PROSPECT can be run as an interactive job. However, it must be initiated from one of the nodes. To do this, first allocate a single node for running jobs:

qsub -I -l nodes=1

Then, set the environmental variables and path of the node:

setenv PROSPECT_PATH
/usr/local/prospect

set path = ( $path /usr/local/prospect/bin )
setenv BLASTPGP_EXE /usr/local/blast/archive/blastpgp
setenv BLASTPGP_DB /fdb/blastdb/nr

Now commands can be given directly from the prompt. A simple job would include generating a secondary structure prediction, followed by a threading run against the SCOP library:

prospect_ssp.LINUX -seqfile input.seq -p

(will generate input.ss, a PhD-style secondary structure prediction file)

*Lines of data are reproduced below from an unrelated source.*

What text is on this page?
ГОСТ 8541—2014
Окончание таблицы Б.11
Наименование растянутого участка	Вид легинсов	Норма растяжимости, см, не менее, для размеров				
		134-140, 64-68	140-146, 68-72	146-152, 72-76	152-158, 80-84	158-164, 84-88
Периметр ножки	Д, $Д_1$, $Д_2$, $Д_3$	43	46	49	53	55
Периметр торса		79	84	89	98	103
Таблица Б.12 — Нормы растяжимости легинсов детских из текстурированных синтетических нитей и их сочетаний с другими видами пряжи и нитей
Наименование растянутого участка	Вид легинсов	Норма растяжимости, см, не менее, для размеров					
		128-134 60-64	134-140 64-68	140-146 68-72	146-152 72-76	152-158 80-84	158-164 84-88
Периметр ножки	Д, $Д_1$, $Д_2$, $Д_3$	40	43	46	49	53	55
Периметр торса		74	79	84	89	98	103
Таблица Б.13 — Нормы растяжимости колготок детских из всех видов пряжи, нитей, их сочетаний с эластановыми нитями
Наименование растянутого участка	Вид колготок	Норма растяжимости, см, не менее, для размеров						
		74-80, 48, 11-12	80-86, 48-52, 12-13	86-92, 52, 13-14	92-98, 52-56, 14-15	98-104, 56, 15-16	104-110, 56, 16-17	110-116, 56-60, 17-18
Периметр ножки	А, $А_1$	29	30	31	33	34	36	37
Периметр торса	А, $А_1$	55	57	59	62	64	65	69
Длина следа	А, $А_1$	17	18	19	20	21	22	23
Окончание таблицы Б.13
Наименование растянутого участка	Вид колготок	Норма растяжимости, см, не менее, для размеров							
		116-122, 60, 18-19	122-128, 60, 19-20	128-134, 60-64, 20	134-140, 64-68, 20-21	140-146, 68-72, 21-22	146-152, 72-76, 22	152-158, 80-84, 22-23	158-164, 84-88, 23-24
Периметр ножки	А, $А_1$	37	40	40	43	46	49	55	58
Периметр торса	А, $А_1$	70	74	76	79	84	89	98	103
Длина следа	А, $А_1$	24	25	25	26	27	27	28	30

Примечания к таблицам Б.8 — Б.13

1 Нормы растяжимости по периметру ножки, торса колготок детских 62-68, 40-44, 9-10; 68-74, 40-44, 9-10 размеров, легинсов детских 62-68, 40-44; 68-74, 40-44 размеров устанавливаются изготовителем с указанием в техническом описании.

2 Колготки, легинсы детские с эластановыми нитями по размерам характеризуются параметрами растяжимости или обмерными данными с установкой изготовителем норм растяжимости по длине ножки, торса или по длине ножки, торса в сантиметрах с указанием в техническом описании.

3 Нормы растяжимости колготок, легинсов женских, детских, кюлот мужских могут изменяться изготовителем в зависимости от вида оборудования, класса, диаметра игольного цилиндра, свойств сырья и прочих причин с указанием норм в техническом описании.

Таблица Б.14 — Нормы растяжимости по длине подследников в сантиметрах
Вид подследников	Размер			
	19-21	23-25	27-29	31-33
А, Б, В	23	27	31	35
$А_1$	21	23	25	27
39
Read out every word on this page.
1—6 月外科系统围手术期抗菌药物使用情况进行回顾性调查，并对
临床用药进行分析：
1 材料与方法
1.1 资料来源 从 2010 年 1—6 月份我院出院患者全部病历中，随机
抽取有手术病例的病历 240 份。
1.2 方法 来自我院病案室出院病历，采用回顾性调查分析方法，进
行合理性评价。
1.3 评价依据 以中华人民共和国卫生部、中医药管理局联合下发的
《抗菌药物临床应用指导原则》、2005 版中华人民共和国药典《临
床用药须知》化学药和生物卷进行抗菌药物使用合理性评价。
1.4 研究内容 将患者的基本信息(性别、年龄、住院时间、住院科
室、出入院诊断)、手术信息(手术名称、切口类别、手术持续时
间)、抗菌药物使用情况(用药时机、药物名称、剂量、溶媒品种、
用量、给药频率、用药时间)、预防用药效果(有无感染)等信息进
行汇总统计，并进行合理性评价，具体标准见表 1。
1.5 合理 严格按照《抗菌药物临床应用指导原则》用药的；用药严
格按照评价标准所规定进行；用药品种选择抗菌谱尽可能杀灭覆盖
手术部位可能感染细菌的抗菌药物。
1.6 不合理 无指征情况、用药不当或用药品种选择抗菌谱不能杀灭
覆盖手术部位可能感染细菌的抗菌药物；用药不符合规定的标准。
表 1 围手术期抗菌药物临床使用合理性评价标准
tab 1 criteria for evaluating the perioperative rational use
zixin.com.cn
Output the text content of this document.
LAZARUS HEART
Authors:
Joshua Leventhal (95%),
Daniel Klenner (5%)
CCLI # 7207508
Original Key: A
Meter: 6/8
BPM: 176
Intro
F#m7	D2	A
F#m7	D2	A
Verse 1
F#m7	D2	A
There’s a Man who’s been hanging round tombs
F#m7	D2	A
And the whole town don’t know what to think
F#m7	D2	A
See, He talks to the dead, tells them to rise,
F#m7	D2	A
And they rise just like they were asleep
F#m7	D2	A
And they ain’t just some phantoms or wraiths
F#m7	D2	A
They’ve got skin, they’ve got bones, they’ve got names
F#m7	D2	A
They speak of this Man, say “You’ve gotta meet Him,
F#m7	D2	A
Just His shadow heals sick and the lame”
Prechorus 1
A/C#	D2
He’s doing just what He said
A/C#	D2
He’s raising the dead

prospect.LINUX -phdfile input.ss -scop -o output.xml -ncpus 2

Last, sort the results by raw score and replace the original output with the sorted output:

sortProspect.LINUX output.xml -r -s

Prospect Template Databases

Important Notes

PROSPECT sequence files must be either fasta or raw format. It will read other formats, but it will give bizarre results.
The threading output can be scored using "Z-score". The Z-score is the threading score in standard deviation unit relative to the average score of the threading score distribution of random sequences with the same amino acid composition and sequence length as a query sequence.
The structural templates and threading output is in XML format. Using the command convertProspect.LINUX will convert the output to HTML format.
Models can be built interactively using nest and prospect2pdb.pl from the alignment.

Available options for Prospect

Please see the PROSPECT web site for all available options.